La parola famiglia indispose Will. Forse era quello l'obiettivo. 
«Tu non vuoi che io abbia niente nella mia vita tranne te. Così come hai fatto in modo che l'avessi, troveresti il modo di eliminarla.» Provò il desiderio fisico di aggredirlo, di far sparire quel vetro per potergli strappare via la faccia. «È solo fortunata del fatto che non ti vedrà mai.»
Hannibal fece di nuovo quella faccia delusa, intristita, come se pensasse di essere stato picchiato troppo forte, come per sgonfiare il suo rancore in una sorta di senso di colpa. 
«Sono adorabili i bambini a quell'età. È molto divertente giocare con loro. Hanno ancora tutta la spensieratezza di prima, ma la loro immaginazione comincia a svilupparsi in modo più elaborato.» Non guardava più lui. Il suo sguardo andava oltre quella stanza, attraversava il tempo e lo spazio. «Mischa amava giocare con le melanzane. Glie lo lasciavamo sempre fare. Era una bambina viziata.» Hannibal tacque, annichilito da se stesso. Sembrava che anche la presenza di Will non gli importasse più. Invece, assorto, disse: «Che cosa ha preso da me? Puoi dirmi almeno questo?»
Will esitò, combattuto. Dopo qualche istante di riflessione, aprì la bocca. «Ha una sensibilità insolita. Certe cose che secondo il senso comune dovrebbe considerare tristi, non la toccano. Invece piange per altri motivi, più imperscrutabili. Le foglie che cadono, il fuoco che si spegne. La manifestazione naturale della fine le infonde una profonda sofferenza. Parla in modo diverso dagli altri bambini, poco ma sempre con precisione sintattica. Preferisce i giochi che si basano sulla fantasia a quelli di gruppo. È capace di stare seduta per un'ora immersa nel suo gioco, senza bisogno di niente. È molto sveglia.» Will s'interruppe, come accorgendosi di aver straparlato. Credeva di capire cosa doveva aver intenerito Jack, perchè ora il viso di Hannibal appariva sinceramente commosso. 
«A giudicare da quello che dici, sembra che somigli più a te che a me» dichiarò.
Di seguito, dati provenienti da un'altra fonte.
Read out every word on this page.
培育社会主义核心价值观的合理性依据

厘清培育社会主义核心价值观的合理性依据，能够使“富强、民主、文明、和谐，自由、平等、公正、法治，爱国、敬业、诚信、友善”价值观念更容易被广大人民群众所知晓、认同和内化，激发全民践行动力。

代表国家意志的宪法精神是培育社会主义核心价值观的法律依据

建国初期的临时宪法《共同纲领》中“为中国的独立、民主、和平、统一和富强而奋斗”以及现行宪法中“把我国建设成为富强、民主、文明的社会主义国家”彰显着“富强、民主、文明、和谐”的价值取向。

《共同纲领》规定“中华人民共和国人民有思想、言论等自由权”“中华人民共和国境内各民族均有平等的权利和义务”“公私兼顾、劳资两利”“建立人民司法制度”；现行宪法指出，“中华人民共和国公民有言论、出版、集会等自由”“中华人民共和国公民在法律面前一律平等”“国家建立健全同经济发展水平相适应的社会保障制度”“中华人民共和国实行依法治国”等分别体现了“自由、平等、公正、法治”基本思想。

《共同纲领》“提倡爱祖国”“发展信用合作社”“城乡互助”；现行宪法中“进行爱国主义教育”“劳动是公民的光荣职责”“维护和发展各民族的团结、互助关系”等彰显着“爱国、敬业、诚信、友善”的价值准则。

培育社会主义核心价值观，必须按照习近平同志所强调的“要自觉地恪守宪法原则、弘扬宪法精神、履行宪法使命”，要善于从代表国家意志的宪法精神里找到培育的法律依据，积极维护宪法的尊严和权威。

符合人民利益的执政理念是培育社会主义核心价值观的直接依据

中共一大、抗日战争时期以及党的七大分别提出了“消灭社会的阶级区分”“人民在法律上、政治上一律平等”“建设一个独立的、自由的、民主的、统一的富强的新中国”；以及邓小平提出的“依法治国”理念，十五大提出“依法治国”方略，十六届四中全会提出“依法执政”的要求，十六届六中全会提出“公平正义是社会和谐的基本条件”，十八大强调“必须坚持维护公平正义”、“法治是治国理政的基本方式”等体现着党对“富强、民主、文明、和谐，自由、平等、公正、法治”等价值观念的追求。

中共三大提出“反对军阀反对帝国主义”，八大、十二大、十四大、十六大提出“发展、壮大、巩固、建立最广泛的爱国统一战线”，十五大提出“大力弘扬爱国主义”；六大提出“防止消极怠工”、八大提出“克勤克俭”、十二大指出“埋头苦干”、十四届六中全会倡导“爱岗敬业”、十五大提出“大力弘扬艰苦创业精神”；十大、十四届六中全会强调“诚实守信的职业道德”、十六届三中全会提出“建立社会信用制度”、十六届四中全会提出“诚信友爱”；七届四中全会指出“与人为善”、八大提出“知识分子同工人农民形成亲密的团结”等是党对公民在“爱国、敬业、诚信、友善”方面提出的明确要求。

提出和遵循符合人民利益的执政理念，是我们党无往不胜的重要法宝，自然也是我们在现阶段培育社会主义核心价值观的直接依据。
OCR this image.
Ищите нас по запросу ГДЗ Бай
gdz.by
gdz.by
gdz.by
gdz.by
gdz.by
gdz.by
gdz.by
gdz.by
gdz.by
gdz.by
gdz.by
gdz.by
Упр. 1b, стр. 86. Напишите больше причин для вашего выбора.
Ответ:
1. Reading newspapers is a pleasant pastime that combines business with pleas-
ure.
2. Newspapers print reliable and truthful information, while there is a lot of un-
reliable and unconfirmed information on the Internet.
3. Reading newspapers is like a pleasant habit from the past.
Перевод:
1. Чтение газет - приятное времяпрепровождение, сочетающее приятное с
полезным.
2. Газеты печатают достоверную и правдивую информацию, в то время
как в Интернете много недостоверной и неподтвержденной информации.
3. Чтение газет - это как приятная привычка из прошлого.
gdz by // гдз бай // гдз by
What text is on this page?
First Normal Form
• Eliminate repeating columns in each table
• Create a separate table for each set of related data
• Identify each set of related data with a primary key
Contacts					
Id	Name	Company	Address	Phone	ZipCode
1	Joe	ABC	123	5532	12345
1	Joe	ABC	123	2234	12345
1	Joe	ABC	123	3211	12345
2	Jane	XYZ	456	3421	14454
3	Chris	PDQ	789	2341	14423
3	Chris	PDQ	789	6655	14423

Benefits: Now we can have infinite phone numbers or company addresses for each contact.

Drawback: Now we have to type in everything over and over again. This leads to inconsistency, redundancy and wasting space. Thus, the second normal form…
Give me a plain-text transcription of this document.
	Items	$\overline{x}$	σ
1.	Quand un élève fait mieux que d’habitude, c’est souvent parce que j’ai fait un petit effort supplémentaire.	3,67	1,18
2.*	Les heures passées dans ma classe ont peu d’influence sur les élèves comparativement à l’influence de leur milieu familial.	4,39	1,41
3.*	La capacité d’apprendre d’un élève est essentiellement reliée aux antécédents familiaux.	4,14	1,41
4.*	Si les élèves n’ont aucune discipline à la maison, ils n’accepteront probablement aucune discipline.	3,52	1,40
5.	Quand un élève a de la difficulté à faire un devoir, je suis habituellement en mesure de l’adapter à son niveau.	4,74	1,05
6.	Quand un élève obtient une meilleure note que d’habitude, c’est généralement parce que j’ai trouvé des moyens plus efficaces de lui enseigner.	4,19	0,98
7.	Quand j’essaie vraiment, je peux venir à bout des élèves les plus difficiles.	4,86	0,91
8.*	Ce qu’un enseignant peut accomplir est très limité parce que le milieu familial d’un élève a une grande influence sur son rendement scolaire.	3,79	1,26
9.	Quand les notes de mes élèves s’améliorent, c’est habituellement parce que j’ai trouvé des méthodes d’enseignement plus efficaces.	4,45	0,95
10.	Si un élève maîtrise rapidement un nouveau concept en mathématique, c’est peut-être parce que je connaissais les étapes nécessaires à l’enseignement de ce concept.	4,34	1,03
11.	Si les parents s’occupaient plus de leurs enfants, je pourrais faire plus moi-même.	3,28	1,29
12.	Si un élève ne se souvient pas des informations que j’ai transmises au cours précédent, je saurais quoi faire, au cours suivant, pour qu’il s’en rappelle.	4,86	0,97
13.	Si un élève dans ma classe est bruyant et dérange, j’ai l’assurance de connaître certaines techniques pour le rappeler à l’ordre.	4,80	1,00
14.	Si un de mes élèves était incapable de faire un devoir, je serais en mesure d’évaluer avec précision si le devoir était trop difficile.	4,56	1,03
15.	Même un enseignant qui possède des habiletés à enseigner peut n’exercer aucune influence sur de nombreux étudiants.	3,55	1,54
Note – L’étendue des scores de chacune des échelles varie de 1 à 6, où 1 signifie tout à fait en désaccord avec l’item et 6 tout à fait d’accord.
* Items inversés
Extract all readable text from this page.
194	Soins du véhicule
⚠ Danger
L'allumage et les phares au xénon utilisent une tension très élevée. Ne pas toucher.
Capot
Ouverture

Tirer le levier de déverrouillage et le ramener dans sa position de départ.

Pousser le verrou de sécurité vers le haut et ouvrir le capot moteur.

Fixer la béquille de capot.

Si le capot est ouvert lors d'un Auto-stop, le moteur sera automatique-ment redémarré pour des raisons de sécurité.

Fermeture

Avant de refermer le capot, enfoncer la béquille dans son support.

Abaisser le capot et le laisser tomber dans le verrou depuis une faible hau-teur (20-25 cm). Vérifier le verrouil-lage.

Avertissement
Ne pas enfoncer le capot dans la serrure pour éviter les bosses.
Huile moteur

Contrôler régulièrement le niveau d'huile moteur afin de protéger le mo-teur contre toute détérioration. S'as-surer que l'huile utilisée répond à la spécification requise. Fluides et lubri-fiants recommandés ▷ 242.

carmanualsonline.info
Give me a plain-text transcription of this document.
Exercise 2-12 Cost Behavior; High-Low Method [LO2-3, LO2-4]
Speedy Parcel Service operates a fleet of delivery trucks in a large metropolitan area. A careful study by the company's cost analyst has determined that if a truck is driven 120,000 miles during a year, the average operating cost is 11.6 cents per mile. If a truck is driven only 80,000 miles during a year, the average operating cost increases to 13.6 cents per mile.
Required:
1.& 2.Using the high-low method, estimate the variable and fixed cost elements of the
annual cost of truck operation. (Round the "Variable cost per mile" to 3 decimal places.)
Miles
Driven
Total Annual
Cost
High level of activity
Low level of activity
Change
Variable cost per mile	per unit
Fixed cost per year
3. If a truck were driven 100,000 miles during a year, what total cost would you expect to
Non gli dispiaceva.
«Eppure ti vedo ogni volta che la guardo» sussurrò Will. Poi si pentì di quel che stava dicendo. Si stropicciò il volto, rapidamente, spaventato. «Io... devo andare. Farai quel che Jack vuole da te?»
«Sono un uomo di parola» rispose Hannibal. Aveva un'aria soddisfatta, come se avesse ottenuto esattamente quello che voleva. 
«Allora il mio lavoro qua è finito» dichiarò Will, irrigidendosi di nuovo. Si aggiustò la giacca. «Buona giornata, dottor Lecter.»
Corse via di fretta, quasi temendo di essere trattenuto da una forza misteriosa. Hannibal era di un umore molto migliore rispetto al risveglio. Tornò alla scrivania e si mise a tratteggiare uno schizzo per riprodurre la versione miniata originale di Ah! Sun-flower di William Blake.